PURPOSE: Cooperative Ewing’s Sarcoma Study (CESS) 86 aimed at improving event-free survival (EFS) in patients with high-risk localized Ewing tumor of bone.

PATIENTS AND METHODS: We analyzed 301 patients recruited from January 1986 to July 1991 (60% male; median age 15 years). Tumors of volume >100 mL and/or at central-axis sites qualified patients for "high risk" (HR, n = 241), and small extremity lesions for "standard risk" (SR, n = 52). Standard-risk patients received 12 courses of vincristine, cyclophosphamide, and doxorubicin alternating with actinomycin D (VACA); HR patients received ifosfamide instead of cyclophosphamide (VAIA). Tumor sites were pelvis (27%), other central axis (28%), femur (19%), or other extremity (26%). The initial tumor volume was <100 mL in 33% of cases and >=100 mL in 67%. Local therapy was surgery (23%), surgery plus radiotherapy (49%), or radiotherapy alone (28%).

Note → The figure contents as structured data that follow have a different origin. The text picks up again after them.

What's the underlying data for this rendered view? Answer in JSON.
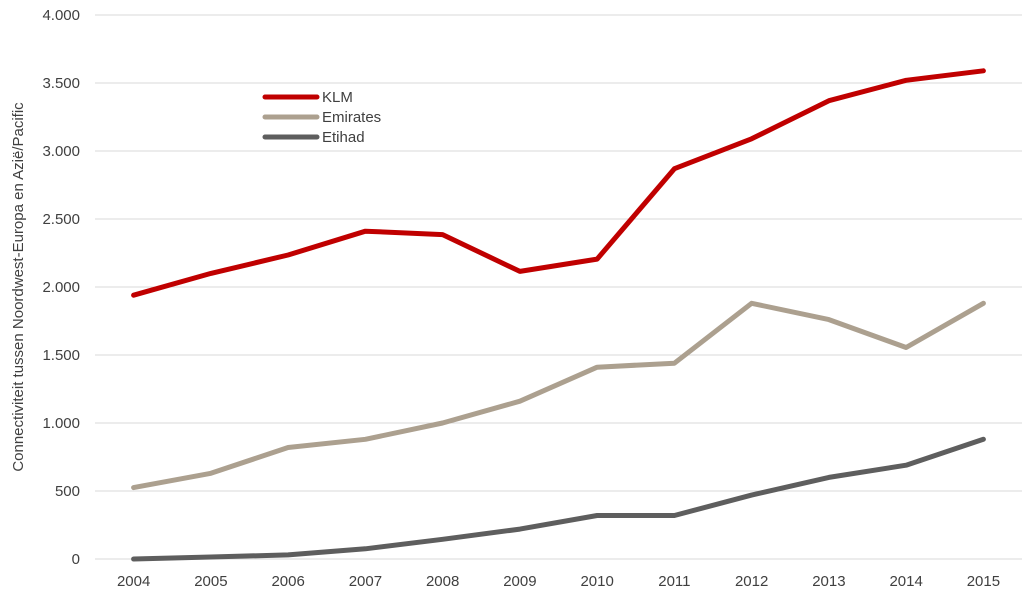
{
  "chart_data": {
    "type": "line",
    "ylabel": "Connectiviteit tussen Noordwest-Europa  en Azië/Pacific",
    "ylim": [
      0,
      4000
    ],
    "yticks": [
      0,
      500,
      1000,
      1500,
      2000,
      2500,
      3000,
      3500,
      4000
    ],
    "ytick_labels": [
      "0",
      "500",
      "1.000",
      "1.500",
      "2.000",
      "2.500",
      "3.000",
      "3.500",
      "4.000"
    ],
    "categories": [
      "2004",
      "2005",
      "2006",
      "2007",
      "2008",
      "2009",
      "2010",
      "2011",
      "2012",
      "2013",
      "2014",
      "2015"
    ],
    "grid": "horizontal",
    "legend_position": "top-left",
    "series": [
      {
        "name": "KLM",
        "color": "#c00000",
        "values": [
          1940,
          2100,
          2235,
          2410,
          2385,
          2115,
          2205,
          2870,
          3090,
          3370,
          3520,
          3590
        ]
      },
      {
        "name": "Emirates",
        "color": "#aca08f",
        "values": [
          525,
          630,
          820,
          880,
          1000,
          1160,
          1410,
          1440,
          1880,
          1760,
          1555,
          1880
        ]
      },
      {
        "name": "Etihad",
        "color": "#5e5e5e",
        "values": [
          0,
          15,
          30,
          75,
          145,
          220,
          320,
          320,
          470,
          600,
          690,
          880
        ]
      }
    ]
  }
}
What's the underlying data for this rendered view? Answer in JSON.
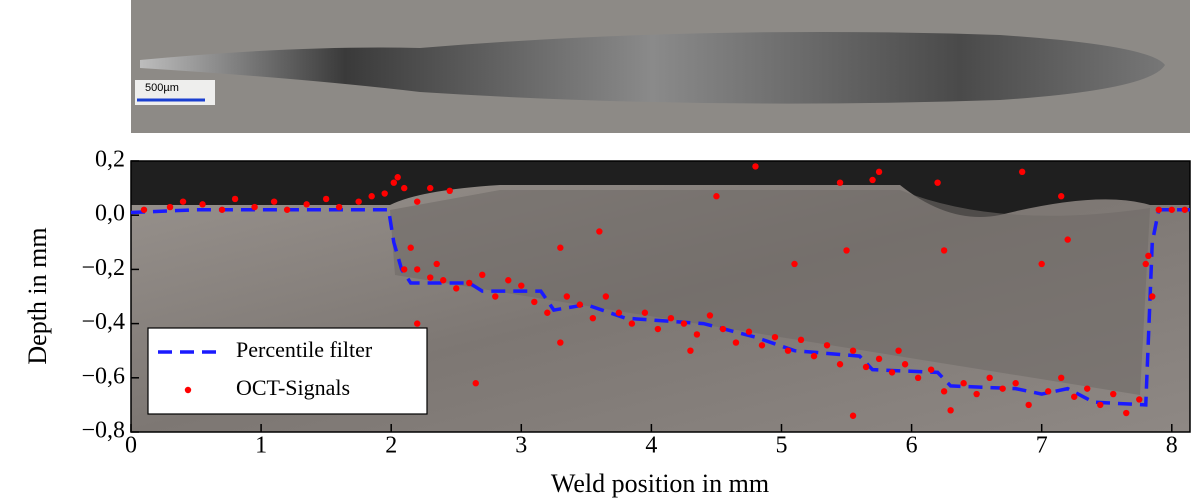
{
  "micrograph": {
    "scale_bar": "500µm"
  },
  "chart_data": {
    "type": "line",
    "xlabel": "Weld position in mm",
    "ylabel": "Depth in mm",
    "xlim": [
      0,
      8.14
    ],
    "ylim": [
      -0.8,
      0.2
    ],
    "xticks": [
      0,
      1,
      2,
      3,
      4,
      5,
      6,
      7,
      8
    ],
    "yticks": [
      {
        "value": 0.2,
        "label": "0,2"
      },
      {
        "value": 0,
        "label": "0,0"
      },
      {
        "value": -0.2,
        "label": "−0,2"
      },
      {
        "value": -0.4,
        "label": "−0,4"
      },
      {
        "value": -0.6,
        "label": "−0,6"
      },
      {
        "value": -0.8,
        "label": "−0,8"
      }
    ],
    "legend": "lower left",
    "series": [
      {
        "name": "Percentile filter",
        "type": "line",
        "color": "#1a1aff",
        "x": [
          0,
          0.5,
          1.98,
          2.02,
          2.08,
          2.15,
          2.6,
          2.7,
          3.15,
          3.25,
          3.5,
          3.8,
          4.4,
          4.8,
          5.1,
          5.6,
          5.7,
          6.2,
          6.3,
          6.8,
          7.0,
          7.2,
          7.4,
          7.8,
          7.85,
          7.9,
          8.14
        ],
        "y": [
          0.01,
          0.02,
          0.02,
          -0.1,
          -0.2,
          -0.25,
          -0.25,
          -0.28,
          -0.28,
          -0.35,
          -0.33,
          -0.38,
          -0.4,
          -0.45,
          -0.5,
          -0.52,
          -0.57,
          -0.58,
          -0.63,
          -0.64,
          -0.66,
          -0.64,
          -0.69,
          -0.7,
          -0.1,
          0.02,
          0.02
        ]
      },
      {
        "name": "OCT-Signals",
        "type": "scatter",
        "color": "#ff0000",
        "x": [
          0.1,
          0.3,
          0.4,
          0.55,
          0.7,
          0.8,
          0.95,
          1.1,
          1.2,
          1.35,
          1.5,
          1.6,
          1.75,
          1.85,
          1.95,
          2.02,
          2.05,
          2.1,
          2.2,
          2.15,
          2.2,
          2.3,
          2.4,
          2.1,
          2.3,
          2.45,
          2.2,
          2.35,
          2.65,
          3.3,
          3.6,
          4.5,
          4.8,
          5.5,
          5.45,
          5.75,
          5.7,
          6.2,
          6.25,
          6.85,
          7.0,
          7.15,
          7.2,
          5.1,
          2.5,
          2.6,
          2.7,
          2.8,
          2.9,
          3.0,
          3.1,
          3.2,
          3.3,
          3.35,
          3.45,
          3.55,
          3.65,
          3.75,
          3.85,
          3.95,
          4.05,
          4.15,
          4.25,
          4.35,
          4.45,
          4.55,
          4.65,
          4.75,
          4.85,
          4.95,
          5.05,
          5.15,
          5.25,
          5.35,
          5.45,
          5.55,
          5.65,
          5.75,
          5.85,
          5.95,
          6.05,
          6.15,
          6.25,
          6.3,
          6.4,
          6.5,
          6.6,
          6.7,
          6.8,
          6.9,
          7.05,
          7.15,
          7.25,
          7.35,
          7.45,
          7.55,
          7.65,
          7.75,
          7.8,
          7.82,
          7.85,
          7.9,
          8.0,
          8.1,
          5.55,
          5.9,
          4.3
        ],
        "y": [
          0.02,
          0.03,
          0.05,
          0.04,
          0.02,
          0.06,
          0.03,
          0.05,
          0.02,
          0.04,
          0.06,
          0.03,
          0.05,
          0.07,
          0.08,
          0.12,
          0.14,
          0.1,
          0.05,
          -0.12,
          -0.2,
          -0.23,
          -0.24,
          -0.2,
          0.1,
          0.09,
          -0.4,
          -0.18,
          -0.62,
          -0.12,
          -0.06,
          0.07,
          0.18,
          -0.13,
          0.12,
          0.16,
          0.13,
          0.12,
          -0.13,
          0.16,
          -0.18,
          0.07,
          -0.09,
          -0.18,
          -0.27,
          -0.25,
          -0.22,
          -0.3,
          -0.24,
          -0.26,
          -0.32,
          -0.36,
          -0.47,
          -0.3,
          -0.33,
          -0.38,
          -0.3,
          -0.36,
          -0.4,
          -0.36,
          -0.42,
          -0.38,
          -0.4,
          -0.44,
          -0.37,
          -0.42,
          -0.47,
          -0.43,
          -0.48,
          -0.45,
          -0.5,
          -0.46,
          -0.52,
          -0.48,
          -0.55,
          -0.5,
          -0.56,
          -0.53,
          -0.58,
          -0.55,
          -0.6,
          -0.57,
          -0.65,
          -0.72,
          -0.62,
          -0.66,
          -0.6,
          -0.64,
          -0.62,
          -0.7,
          -0.65,
          -0.6,
          -0.67,
          -0.64,
          -0.7,
          -0.66,
          -0.73,
          -0.68,
          -0.18,
          -0.15,
          -0.3,
          0.02,
          0.02,
          0.02,
          -0.74,
          -0.5,
          -0.5
        ]
      }
    ]
  }
}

Event-free survival rates were estimated by Kaplan-Meier analyses, comparisons were done by log-rank test, and risk factors were analyzed by Cox models.

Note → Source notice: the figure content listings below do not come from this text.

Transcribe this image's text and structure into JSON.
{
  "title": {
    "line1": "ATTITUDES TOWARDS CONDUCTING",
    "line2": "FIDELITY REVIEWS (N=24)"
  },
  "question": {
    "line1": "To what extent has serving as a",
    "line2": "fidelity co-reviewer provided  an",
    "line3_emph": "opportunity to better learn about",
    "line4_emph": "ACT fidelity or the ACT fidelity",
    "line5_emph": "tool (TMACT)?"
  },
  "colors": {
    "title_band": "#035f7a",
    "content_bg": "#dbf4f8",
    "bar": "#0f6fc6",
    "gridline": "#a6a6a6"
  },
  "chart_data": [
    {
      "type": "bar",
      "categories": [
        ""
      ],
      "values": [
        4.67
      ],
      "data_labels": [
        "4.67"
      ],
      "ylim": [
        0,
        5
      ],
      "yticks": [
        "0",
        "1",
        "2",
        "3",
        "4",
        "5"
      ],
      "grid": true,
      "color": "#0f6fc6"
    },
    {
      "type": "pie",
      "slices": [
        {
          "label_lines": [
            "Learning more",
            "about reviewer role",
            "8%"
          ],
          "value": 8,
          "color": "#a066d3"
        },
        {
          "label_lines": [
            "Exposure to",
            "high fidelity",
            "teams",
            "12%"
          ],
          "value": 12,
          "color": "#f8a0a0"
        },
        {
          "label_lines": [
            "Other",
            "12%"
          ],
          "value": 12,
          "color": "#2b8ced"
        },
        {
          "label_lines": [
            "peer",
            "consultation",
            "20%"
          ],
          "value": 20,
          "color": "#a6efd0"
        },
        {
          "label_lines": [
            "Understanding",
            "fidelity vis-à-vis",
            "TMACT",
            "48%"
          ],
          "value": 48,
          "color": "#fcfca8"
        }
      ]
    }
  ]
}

RESULTS: On May 1, 1999 (median time under study, 133 months), the 10-year EFS was 0.52. Event-free survival did not differ between SR-VACA (0.52) and HR-VAIA (0.51, P = .92). Tumor volume of >200 mL (EFS, 0.36 v 0.63 for smaller tumors; P = .0001) and poor histologic response (EFS, 0.38 v 0.64 for good responders; P = .0007) had negative impacts on EFS. In multivariate analyses, small tumor volumes of <200 mL, good histologic response, and VAIA chemotherapy augured for fair outcome. Six of 301 patients (2%) died under treatment, and four patients (1.3%) developed second malignancies.

CONCLUSION: Fifty-two percent of CESS 86 patients survived after risk-adapted therapy. High-risk patients seem to have benefited from intensified treatment that incorporated ifosfamide.